En séjour depuis la veille, la Première ministre de la République démocratique du Congo, Judith Suminwa Tuluka, a effectué, ce vendredi 24 juillet 2026, une visite de terrain en Ituri, précisément dans les zones de santé de Mongbwalu et de Rwampara, dans la ville de Bunia, afin d’évaluer les progrès de la riposte contre la résurgence de la maladie à virus Ebola.
Accompagnée de partenaires humanitaires, elle a parcouru plusieurs sites de prise en charge, notamment le Centre de traitement d’Ebola (CTE) de Rwampara, pour s’imprégner des avancées réalisées et des défis qui demeurent.
Dès le début de sa visite, la Cheffe du gouvernement a rappelé l’ampleur de la situation. « La problématique de la maladie à virus Ebola, qui avait un épicentre ici à Dansouri, est passée de trois à cinq provinces touchées. C’est désormais une question qui concerne l’ensemble du pays. » Elle a insisté sur la mobilisation de toutes les forces vives, en soulignant l’implication du Chef de l’État, qui préside personnellement la task-force Ebola depuis Kinshasa.
« Des instructions sont données depuis la capitale, et le relais est assuré sur le terrain pour que les décisions soient rapidement mises en application », a-t-elle déclaré.
Sur le plan opérationnel, Judith Suminwa a salué les premiers résultats enregistrés, notamment à Kisangani, où les cas importés depuis l’Ituri ont pu être maîtrisés. Elle a également annoncé l’ouverture, dès la semaine prochaine, d’un nouveau laboratoire destiné à renforcer les capacités de prélèvement et d’analyse, afin d’accélérer la prise en charge des cas suspects.
Abordant la question des moyens, la Première ministre s’est voulue rassurante. « Le gouvernement a déjà débloqué 50 millions de dollars, auxquels s’ajoutent les fonds des partenaires. D’un point de vue financier, nous n’avons pas de problème majeur. »
Elle a toutefois rappelé les besoins qui subsistent sur le terrain, notamment en matériel de laboratoire, en ambulances, en véhicules tout-terrain, en oxygène ainsi qu’en équipements destinés aux enterrements dignes et sécurisés.
Pour améliorer la mobilité des équipes de riposte, Judith Suminwa a procédé à la remise de dix véhicules 4×4, tout en annonçant que d’autres livraisons suivraient afin de faciliter le transport des patients et des échantillons. « Ces véhicules vont nous permettre d’aller chercher les malades dans leur communauté et de les ramener plus rapidement vers les centres de traitement », a-t-elle expliqué.
Au terme de son évaluation, la Première ministre a insisté sur un enjeu qu’elle juge déterminant : « La nécessité de monter en puissance au niveau de l’engagement communautaire. » Elle a appelé à renforcer la sensibilisation et à consolider la confiance avec les relais communautaires, qu’elle considère comme des acteurs essentiels dans la détection précoce des cas suspects et leur orientation vers les structures de santé. « C’est la prise en charge rapide qui permet de limiter la propagation.
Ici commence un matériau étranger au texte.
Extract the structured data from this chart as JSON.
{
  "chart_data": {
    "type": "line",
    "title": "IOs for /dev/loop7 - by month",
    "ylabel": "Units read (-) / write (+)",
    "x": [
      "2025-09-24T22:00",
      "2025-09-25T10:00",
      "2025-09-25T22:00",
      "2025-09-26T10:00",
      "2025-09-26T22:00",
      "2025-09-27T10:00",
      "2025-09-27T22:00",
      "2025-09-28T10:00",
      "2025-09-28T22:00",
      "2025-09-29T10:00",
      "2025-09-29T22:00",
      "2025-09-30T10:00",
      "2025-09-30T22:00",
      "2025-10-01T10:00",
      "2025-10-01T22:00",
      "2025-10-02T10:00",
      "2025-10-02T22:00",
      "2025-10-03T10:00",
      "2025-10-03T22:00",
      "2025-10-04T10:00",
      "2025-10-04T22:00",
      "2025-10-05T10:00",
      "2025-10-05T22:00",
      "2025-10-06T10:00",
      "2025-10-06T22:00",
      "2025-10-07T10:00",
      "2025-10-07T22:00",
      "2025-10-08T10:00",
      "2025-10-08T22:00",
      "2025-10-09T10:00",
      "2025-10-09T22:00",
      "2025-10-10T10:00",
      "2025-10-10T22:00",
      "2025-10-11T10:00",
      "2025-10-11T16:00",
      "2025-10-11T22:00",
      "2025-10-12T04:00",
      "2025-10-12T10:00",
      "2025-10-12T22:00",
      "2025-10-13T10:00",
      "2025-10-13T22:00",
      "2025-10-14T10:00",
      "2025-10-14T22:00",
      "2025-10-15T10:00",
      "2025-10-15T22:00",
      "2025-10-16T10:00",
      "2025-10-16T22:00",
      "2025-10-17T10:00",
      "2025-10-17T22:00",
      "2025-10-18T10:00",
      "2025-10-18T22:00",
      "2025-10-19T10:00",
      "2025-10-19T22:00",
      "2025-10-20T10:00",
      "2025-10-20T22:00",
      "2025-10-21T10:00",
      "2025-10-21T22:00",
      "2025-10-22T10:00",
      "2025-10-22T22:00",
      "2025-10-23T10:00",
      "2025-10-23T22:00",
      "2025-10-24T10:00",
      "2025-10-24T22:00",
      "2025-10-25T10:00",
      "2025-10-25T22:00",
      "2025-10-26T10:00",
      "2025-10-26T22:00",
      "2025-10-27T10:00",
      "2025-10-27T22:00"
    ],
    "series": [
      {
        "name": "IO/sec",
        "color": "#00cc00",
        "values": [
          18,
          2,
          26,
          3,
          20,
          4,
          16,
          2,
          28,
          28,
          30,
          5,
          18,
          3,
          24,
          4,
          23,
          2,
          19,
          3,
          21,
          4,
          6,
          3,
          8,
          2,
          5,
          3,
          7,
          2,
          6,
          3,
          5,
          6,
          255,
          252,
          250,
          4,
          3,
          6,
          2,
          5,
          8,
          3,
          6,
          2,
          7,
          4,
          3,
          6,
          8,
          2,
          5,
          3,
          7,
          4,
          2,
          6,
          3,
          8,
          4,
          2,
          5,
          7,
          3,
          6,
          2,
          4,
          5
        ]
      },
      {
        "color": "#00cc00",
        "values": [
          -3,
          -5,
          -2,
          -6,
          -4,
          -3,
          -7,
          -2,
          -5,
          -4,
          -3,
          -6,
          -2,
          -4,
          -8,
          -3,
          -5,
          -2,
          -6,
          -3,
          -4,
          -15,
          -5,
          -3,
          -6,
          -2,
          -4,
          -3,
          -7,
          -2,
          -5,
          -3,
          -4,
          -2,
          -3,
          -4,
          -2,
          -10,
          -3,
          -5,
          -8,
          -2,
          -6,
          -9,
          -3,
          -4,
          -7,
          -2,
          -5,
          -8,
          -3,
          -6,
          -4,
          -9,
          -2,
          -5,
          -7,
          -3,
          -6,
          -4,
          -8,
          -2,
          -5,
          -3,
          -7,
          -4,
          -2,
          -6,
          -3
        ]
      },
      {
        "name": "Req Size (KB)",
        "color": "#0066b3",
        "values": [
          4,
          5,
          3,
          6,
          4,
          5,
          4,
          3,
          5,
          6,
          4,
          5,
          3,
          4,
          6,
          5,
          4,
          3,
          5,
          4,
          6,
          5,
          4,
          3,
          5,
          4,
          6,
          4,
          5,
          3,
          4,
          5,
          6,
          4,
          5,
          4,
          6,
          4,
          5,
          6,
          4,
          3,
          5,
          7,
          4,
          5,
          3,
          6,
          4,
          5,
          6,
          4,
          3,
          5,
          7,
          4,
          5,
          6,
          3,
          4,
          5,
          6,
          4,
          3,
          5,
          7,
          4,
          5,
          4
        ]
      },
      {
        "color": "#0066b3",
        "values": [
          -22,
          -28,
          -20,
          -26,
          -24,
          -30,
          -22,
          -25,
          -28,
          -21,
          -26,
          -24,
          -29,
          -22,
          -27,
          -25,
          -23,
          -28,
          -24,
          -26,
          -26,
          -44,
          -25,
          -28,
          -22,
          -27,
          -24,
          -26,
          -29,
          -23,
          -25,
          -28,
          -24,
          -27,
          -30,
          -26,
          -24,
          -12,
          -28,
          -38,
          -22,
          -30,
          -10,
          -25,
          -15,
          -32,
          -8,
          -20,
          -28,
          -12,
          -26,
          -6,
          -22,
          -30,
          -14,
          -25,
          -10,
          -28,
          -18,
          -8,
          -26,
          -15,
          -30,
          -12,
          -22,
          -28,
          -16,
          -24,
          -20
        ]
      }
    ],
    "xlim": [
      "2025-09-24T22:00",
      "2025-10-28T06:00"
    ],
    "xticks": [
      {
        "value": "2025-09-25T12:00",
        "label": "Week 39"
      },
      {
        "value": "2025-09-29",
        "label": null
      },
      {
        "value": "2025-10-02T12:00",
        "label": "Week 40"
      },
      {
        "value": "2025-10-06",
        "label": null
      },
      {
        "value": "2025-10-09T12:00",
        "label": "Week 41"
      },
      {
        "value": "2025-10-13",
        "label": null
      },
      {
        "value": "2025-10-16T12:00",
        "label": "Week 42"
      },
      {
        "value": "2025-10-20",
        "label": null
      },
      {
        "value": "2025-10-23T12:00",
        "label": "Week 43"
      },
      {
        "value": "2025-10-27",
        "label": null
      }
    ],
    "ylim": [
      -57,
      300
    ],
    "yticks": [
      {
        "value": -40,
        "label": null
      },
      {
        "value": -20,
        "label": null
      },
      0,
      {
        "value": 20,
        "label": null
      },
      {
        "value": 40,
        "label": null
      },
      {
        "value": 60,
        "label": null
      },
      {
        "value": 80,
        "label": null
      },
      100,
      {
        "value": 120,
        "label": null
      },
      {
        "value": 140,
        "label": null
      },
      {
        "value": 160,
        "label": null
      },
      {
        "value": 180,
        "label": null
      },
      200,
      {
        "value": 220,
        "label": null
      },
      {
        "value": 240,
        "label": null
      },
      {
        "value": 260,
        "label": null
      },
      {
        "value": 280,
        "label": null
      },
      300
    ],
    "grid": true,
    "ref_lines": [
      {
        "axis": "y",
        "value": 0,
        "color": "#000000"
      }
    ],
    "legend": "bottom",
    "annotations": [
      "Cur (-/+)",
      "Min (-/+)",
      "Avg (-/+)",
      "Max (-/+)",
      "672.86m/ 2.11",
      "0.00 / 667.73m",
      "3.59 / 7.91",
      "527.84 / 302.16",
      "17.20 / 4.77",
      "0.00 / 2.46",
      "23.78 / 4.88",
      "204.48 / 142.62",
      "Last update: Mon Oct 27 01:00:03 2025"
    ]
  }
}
À Mongbwalu, nous avons eu une survivante : la preuve que l’on peut guérir d’Ebola. Ce message doit être porté dans toutes les communautés », a-t-elle insisté, avant de saluer le travail « formidable » accompli par les médecins, infirmiers, laborantins et sensibilisateurs engagés dans la riposte.
Un moment d’émotion au cœur de la visite
À Mongbwalu, la Première ministre a également vécu un moment chargé d’émotion. Elle a assisté à la naissance d’un bébé en parfaite santé dans un centre de santé situé au cœur de la zone touchée par l’épidémie. Visiblement émue, elle y a vu un symbole d’espoir et de résilience.
« Ce nouveau-né est un signe d’espoir pour toute la communauté. Il nous rappelle que, malgré l’épidémie, la vie continue et que notre combat porte ses fruits », a-t-elle déclaré, en félicitant la mère ainsi que le personnel médical pour leur engagement.
Avant son retour à Kinshasa, ce vendredi 24 juillet 2026, Judith Suminwa a également évoqué les recherches menées à l’INRB (Institut national de recherche biomédicale) en vue de développer un traitement et un vaccin adaptés à la souche actuellement en circulation. « Nous espérons, d’ici 2 à 4 mois, pouvoir disposer de ces outils. Les fonds ont déjà été alloués », a-t-elle conclu, en réaffirmant la détermination du gouvernement à éradiquer cette épidémie.
Cette visite, marquée par des échanges avec les équipes de terrain et des encouragements adressés aux acteurs de la riposte, constitue une étape importante dans la coordination nationale de la lutte contre Ebola. Elle rappelle également que le succès de cette réponse dépendra autant des moyens déployés que de l’implication des communautés.